# How do you get them to play on their own?



## born36 (Jun 28, 2011)

Hello 

My little Mac is doing great. Sleeping in his crate through the night and then 1 hour of play and two hour nap cycle throughout the day. 

I find though that sometimes his 1 hour play session doesn't match my free time and wondering if there is a way to get him to play independently while in the kitchen. Anytime I leave him to play he cries for a bit and then will do a pee or get destructive. He is 9 1/2 weeks old. He plays with his toys as long as someone is holding them or throwing them but once we stop he cries and is completely unable to play by himself. Any ideas on how to get him to play on his own?


----------



## gunnr (Aug 14, 2009)

He'll start playing on his own naturally, but he's way too young to expect it just yet.
You have become the center of his world, and he's emotionally dependent on you at this stage of his life.
You have about 6 weeks to accomplish 75%+ of his foundation that will effect him for the rest of his life. Maximize this time. He's a little data chip waiting to be programmed.


----------



## datacan (May 15, 2011)

Perhaps it may be helpful to set his play schedule around his potty times instead of letting him choose play/nap times. 

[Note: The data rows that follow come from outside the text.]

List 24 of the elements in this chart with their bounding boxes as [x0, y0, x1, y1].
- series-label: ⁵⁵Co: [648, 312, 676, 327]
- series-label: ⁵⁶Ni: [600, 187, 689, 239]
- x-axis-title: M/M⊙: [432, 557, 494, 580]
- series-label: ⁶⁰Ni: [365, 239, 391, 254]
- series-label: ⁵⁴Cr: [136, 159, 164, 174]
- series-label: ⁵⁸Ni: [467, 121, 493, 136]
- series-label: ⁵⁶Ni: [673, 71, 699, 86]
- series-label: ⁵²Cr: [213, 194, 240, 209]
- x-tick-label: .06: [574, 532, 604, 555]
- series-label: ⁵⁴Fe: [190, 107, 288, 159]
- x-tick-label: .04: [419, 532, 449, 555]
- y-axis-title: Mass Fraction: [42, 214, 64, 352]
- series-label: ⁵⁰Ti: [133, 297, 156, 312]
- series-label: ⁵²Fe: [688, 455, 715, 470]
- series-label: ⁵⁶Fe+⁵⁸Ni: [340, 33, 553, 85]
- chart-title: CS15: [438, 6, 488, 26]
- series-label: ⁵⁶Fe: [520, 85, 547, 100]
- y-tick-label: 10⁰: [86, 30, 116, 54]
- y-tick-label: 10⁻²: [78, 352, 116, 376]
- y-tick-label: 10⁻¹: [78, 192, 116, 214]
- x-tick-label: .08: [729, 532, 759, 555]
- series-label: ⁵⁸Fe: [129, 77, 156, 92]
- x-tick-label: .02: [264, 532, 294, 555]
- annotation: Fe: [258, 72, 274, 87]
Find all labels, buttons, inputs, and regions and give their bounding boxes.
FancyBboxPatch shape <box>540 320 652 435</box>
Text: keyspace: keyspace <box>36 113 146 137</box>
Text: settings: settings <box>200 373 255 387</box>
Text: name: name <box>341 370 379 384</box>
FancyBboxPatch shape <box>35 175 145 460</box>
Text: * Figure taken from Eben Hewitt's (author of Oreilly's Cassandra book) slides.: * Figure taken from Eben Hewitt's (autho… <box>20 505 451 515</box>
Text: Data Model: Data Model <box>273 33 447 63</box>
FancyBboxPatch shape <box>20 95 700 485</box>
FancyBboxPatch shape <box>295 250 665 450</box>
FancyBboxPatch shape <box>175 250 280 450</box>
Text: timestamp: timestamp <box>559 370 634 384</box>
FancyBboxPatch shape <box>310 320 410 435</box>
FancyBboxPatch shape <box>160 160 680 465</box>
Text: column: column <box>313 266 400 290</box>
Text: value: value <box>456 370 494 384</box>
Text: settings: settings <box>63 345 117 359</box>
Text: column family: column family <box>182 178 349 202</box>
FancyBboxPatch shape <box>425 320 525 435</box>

We kept our dogs in wire a wire crate and allowed them out 
every 45 minutes to go potty followed by a brief interactive play time and back to the crate where they had 3-4 chew toys. I like Kong toys stuffed with veggies/apple/kibble/cheese.

This way we managed our business and Sam our V.


----------



## Linescreamer (Sep 28, 2010)

He should be crated when he can't be closely watched. I hope he is not peeing in the house. If so, read all you can on crate training. A pup his age does require allot of attention and it's the time you can use to bond with him.


----------



## hollyandnick (Apr 28, 2011)

It takes time. Lucy is now 14 weeks and playing on her own. Though, there are times she wants us to play and lets us know. She started this a couple of weeks ago. The first few weeks were constant attention and playing. Certain toys are now becoming more interesting to her, like her kongs.....thank goodness! Things that make noise keep her attention longer and uses lots of energy


----------



## AlbaF (Feb 22, 2011)

If you have short time slots to play then try mental games that will help tire him out. I found doing my V's basic training at this stage, incorporating sitting, waiting, fetching with the play worked well. Good luck


----------



## sarahaf (Aug 17, 2009)

I have to say, Rosie (now 2 years old) has never wanted to play on her own much. She's uber-velcro. Her idea of play is to bring us a toy for a game of chase or fetch. Maybe there's something we could have done to encourage more independent play, not sure.


----------



## msula95 (Jun 8, 2011)

It's easy, but pricey.

Get two children, two other dogs, three cats, 77 acres and a dog door.


----------



## barretts87 (Apr 24, 2011)

We really lucked out with our V Abby. She is almost 5 months old and has learned to play by herself since day one. We play with her every day, but she seems to really enjoy running around the apartment with her toys in her mouth just prancing. She has one toy that is a monkey fist ball on one end with a 1.5 ft rope on the other side and she loves to carry the rope in her mouth run and prance around while simultaneously hitting herself on the head with the swinging ball. Its soooo funny to watch.
We also encourage to her to play find and seek, to keep her busy when we are trying to cook dinner or such. She is getting better at it with some time.


----------



## born36 (Jun 28, 2011)

Thanks all for the advice. A bit of an update on this one and it is good. Mac like all Vs wants us to play with him all the time but recently he is getting better about laying down and having a chew on a bully stick or raw hide which is fine while in the same room as us so I can make sure he is safe on them. Also he now loves when I cook dinner. Sits on his blanket and just watches me with that great head tilt that they do when thinking. He is becoming more independant but still loves to be as close as possible. That is what makes Vs so great!


----------